No se está dando respuesta a las situaciones de mayor vulnerabilidad, lo que a la larga generará mayor discriminación de las familias con más dificultades. Quizá sea excesivo buscar la responsabilidad de familias y profesorado para asumir la función de continuar con los planes educativos, de potenciar el acceso a la cultura. Quizá sea necesario mover el foco de responsabilidad de estos dos agentes, pues carecen de los medios, y aún así han mostrado su compromiso a la hora de que las niñas y niños continúen con su formación. El profesorado se ve obligado a asumir un acompañamiento en muchos casos muy difícil si no imposible, en lo que se refiere tanto a la participación del alumnado como la colaboración con las familias, así como la adaptación a situaciones especialmente complicadas, que exceden de sus competencias docentes. La responsabilidad educativa va más allá de la adquisición de competencias y el rendimiento académico, es el motor del desarrollo psicosocial y cognitivo durante la infancia y la adolescencia, un punto de referencia crucial sobre el que establecer la identidad personal dentro de una comunidad concreta, es la plataforma de desarrollo social que nos configura como personas participantes dentro un colectivo de referencia. Y por otra parte, la educación es el factor clave para romper el círculo de exclusión que heredan las niñas y niños de sus familias con mayor vulnerabilidad socioeconómica. Todo esto no puede lograrse a través de una formación virtual.

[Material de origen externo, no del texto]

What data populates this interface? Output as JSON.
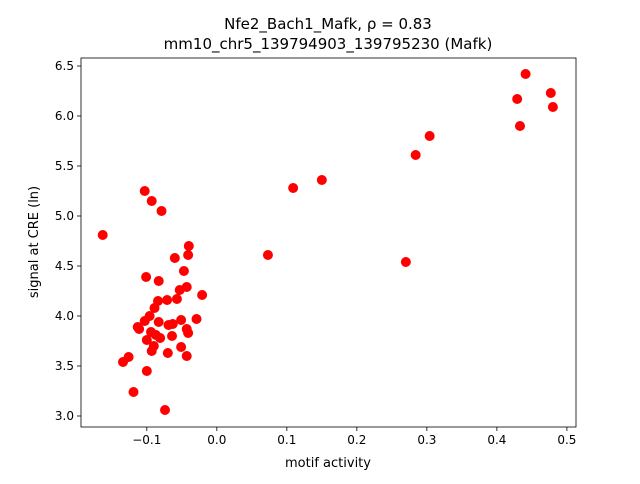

Hay que tomar decisiones, ya, después de 4 semanas de confinamiento la comunidad educativa necesita respuestas concretas, directrices ágiles, procedimientos menos burocratizados. Pongamos el foco en la infancia, recojamos sus necesidades y demandas, favorezcamos los vínculos y creemos redes de apoyo, mantengamos el contacto interpersonal, apoyemos a las familias en este momento especialmente difícil, que todas tengan la cobertura necesaria al menos en cuanto a servicios básicos y acceso a la educación, tomemos medidas que potencien la normalización, la facilitación y la inclusión de todas y todos, docentes, familias, niñas y niños, comunidad educativa, colectivos diversos y población en general.